Said Schulter, "Obviously this is a small group of people doing this, but with the tens of thousands of dollars' damage they are doing, something's got to be done."
Many older Ravenswood residents have said they may be forced to sell and move out because of rapidly rising property values and the accompanying steep rise in property taxes.
One woman who has lived on West Wilson for 20 years decided to move to be closer to her family. Once she put up a "For Sale" sign, she said, someone painted graffiti on the sign, and there were several break-in attempts at her home.
The woman said when she scrubs off the graffiti, it reappears.
"This is an attempt to intimidate me, and I greatly resent that," said the woman, who asked that her name not be used.
Elsewhere in Ravenswood, Mary Johnson bought a house last February and started to repaint it and replace windows. She said graffiti was painted on signs and on the house at least 16 times.
"The night we moved in, in December, they wrote, `No Yuppies,' on my house," Johnson said, adding paint was thrown on the cedar siding of someone else who moved in nearby the same night.
That was costly to the new owner because once cedar has been sanded it loses some weather resistance and must be painted, Johnson said.
She said at first she took the attacks personally, then realized the vandal or vandals "have a personal vendetta against anybody who rehabs or improves in this neighborhood. He's even marked up houses the original owners are rehabbing. He doesn't want to see an increase in property values."

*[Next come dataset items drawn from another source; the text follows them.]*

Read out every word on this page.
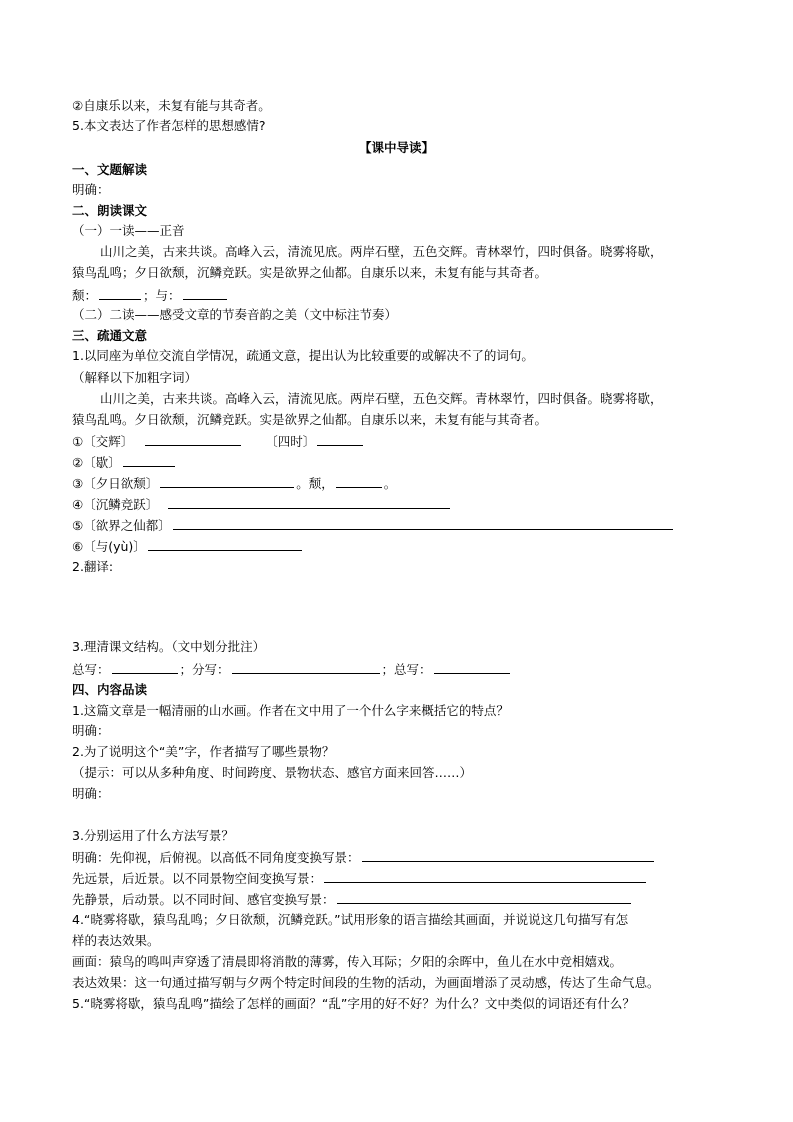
②自康乐以来，未复有能与其奇者。
5.本文表达了作者怎样的思想感情?
【课中导读】
一、文题解读
明确：
二、朗读课文
（一）一读——正音
山川之美，古来共谈。高峰入云，清流见底。两岸石壁，五色交辉。青林翠竹，四时俱备。晓雾将歇，
猿鸟乱鸣；夕日欲颓，沉鳞竞跃。实是欲界之仙都。自康乐以来，未复有能与其奇者。
颓：	；与：
（二）二读——感受文章的节奏音韵之美（文中标注节奏）
三、疏通文意
1.以同座为单位交流自学情况，疏通文意，提出认为比较重要的或解决不了的词句。
（解释以下加粗字词）
山川之美，古来共谈。高峰入云，清流见底。两岸石壁，五色交辉。青林翠竹，四时俱备。晓雾将歇，
猿鸟乱鸣。夕日欲颓，沉鳞竞跃。实是欲界之仙都。自康乐以来，未复有能与其奇者。
①〔交辉〕	〔四时〕
②〔歇〕
③〔夕日欲颓〕	。颓，	。
④〔沉鳞竞跃〕
⑤〔欲界之仙都〕
⑥〔与(yù)〕
2.翻译:
3.理清课文结构。（文中划分批注）
总写：	；分写：	；总写：
四、内容品读
1.这篇文章是一幅清丽的山水画。作者在文中用了一个什么字来概括它的特点？
明确：
2.为了说明这个“美”字，作者描写了哪些景物？
（提示：可以从多种角度、时间跨度、景物状态、感官方面来回答……）
明确：
3.分别运用了什么方法写景？
明确：先仰视，后俯视。以高低不同角度变换写景：
先远景，后近景。以不同景物空间变换写景：
先静景，后动景。以不同时间、感官变换写景：
4.“晓雾将歇，猿鸟乱鸣；夕日欲颓，沉鳞竞跃。”试用形象的语言描绘其画面，并说说这几句描写有怎
样的表达效果。
画面：猿鸟的鸣叫声穿透了清晨即将消散的薄雾，传入耳际；夕阳的余晖中，鱼儿在水中竞相嬉戏。
表达效果：这一句通过描写朝与夕两个特定时间段的生物的活动，为画面增添了灵动感，传达了生命气息。
5.“晓雾将歇，猿鸟乱鸣”描绘了怎样的画面？“乱”字用的好不好？为什么？文中类似的词语还有什么？
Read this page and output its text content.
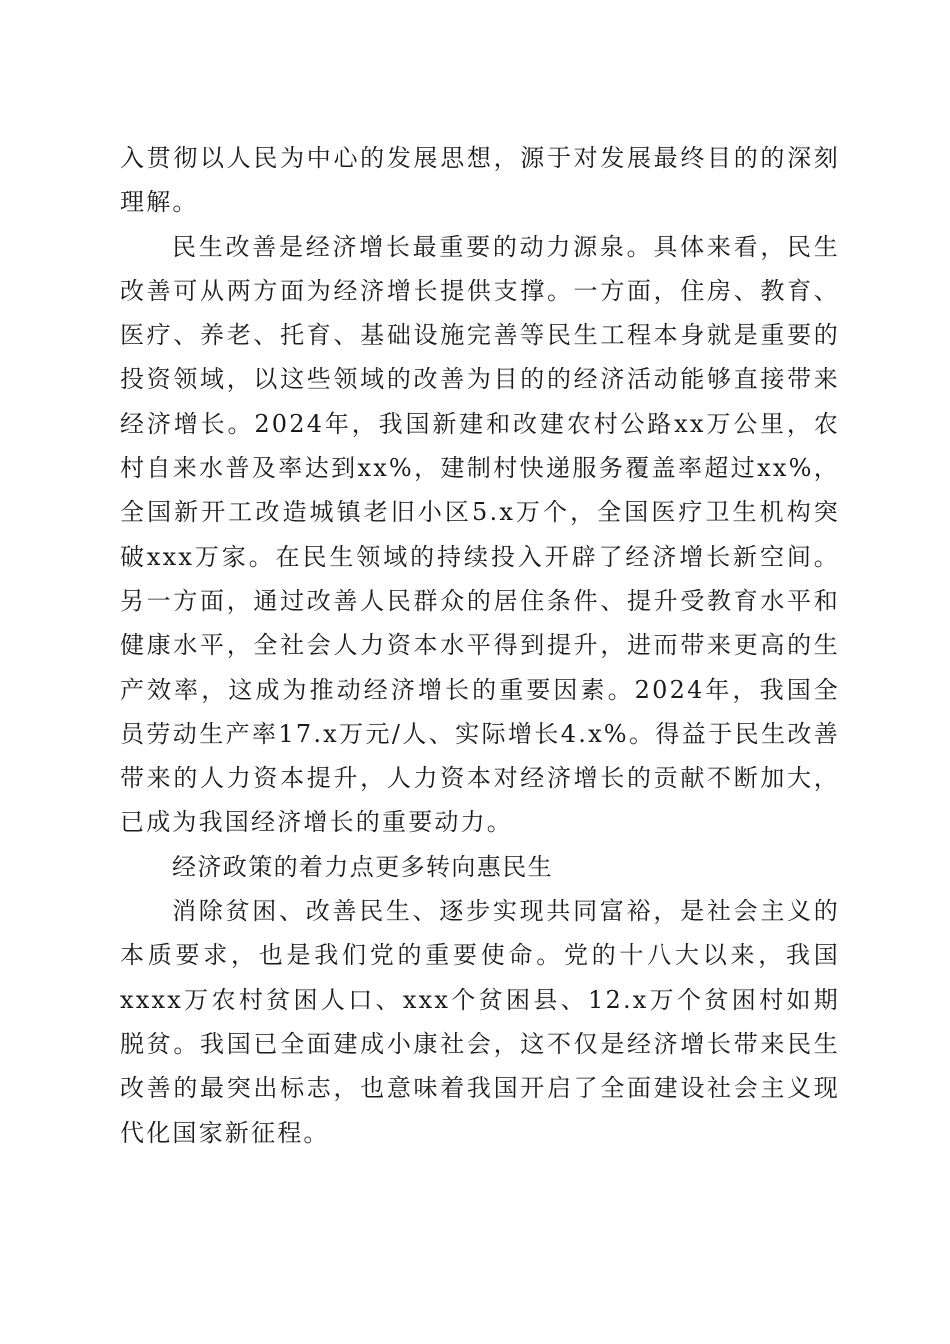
入贯彻以人民为中心的发展思想，源于对发展最终目的的深刻理解。

民生改善是经济增长最重要的动力源泉。具体来看，民生改善可从两方面为经济增长提供支撑。一方面，住房、教育、医疗、养老、托育、基础设施完善等民生工程本身就是重要的投资领域，以这些领域的改善为目的的经济活动能够直接带来经济增长。2024年，我国新建和改建农村公路xx万公里，农村自来水普及率达到xx%，建制村快递服务覆盖率超过xx%，全国新开工改造城镇老旧小区5.x万个，全国医疗卫生机构突破xxx万家。在民生领域的持续投入开辟了经济增长新空间。另一方面，通过改善人民群众的居住条件、提升受教育水平和健康水平，全社会人力资本水平得到提升，进而带来更高的生产效率，这成为推动经济增长的重要因素。2024年，我国全员劳动生产率17.x万元/人、实际增长4.x%。得益于民生改善带来的人力资本提升，人力资本对经济增长的贡献不断加大，已成为我国经济增长的重要动力。

经济政策的着力点更多转向惠民生

消除贫困、改善民生、逐步实现共同富裕，是社会主义的本质要求，也是我们党的重要使命。党的十八大以来，我国xxxx万农村贫困人口、xxx个贫困县、12.x万个贫困村如期脱贫。我国已全面建成小康社会，这不仅是经济增长带来民生改善的最突出标志，也意味着我国开启了全面建设社会主义现代化国家新征程。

At one point someone painted on the side of Johnson's house the words "Affordable housing for everyone in the 47th Ward. How about it, Schulter?"
"I literally took the siding down and took it to the alderman," she said.
Johnson said as the vandal painted graffiti on her house repeatedly, "we were constantly following him with a bucket of paint and covering it up. I didn't want to have to be his sounding board."
The vandalism keeps coming. Schulter was pointing out a "no yuppies" sign to a photographer Tuesday afternoon when police notified him another house had been targeted on Seeley.
"No Yuppies" had been spray-painted on a real estate agent's sign and on the building's siding.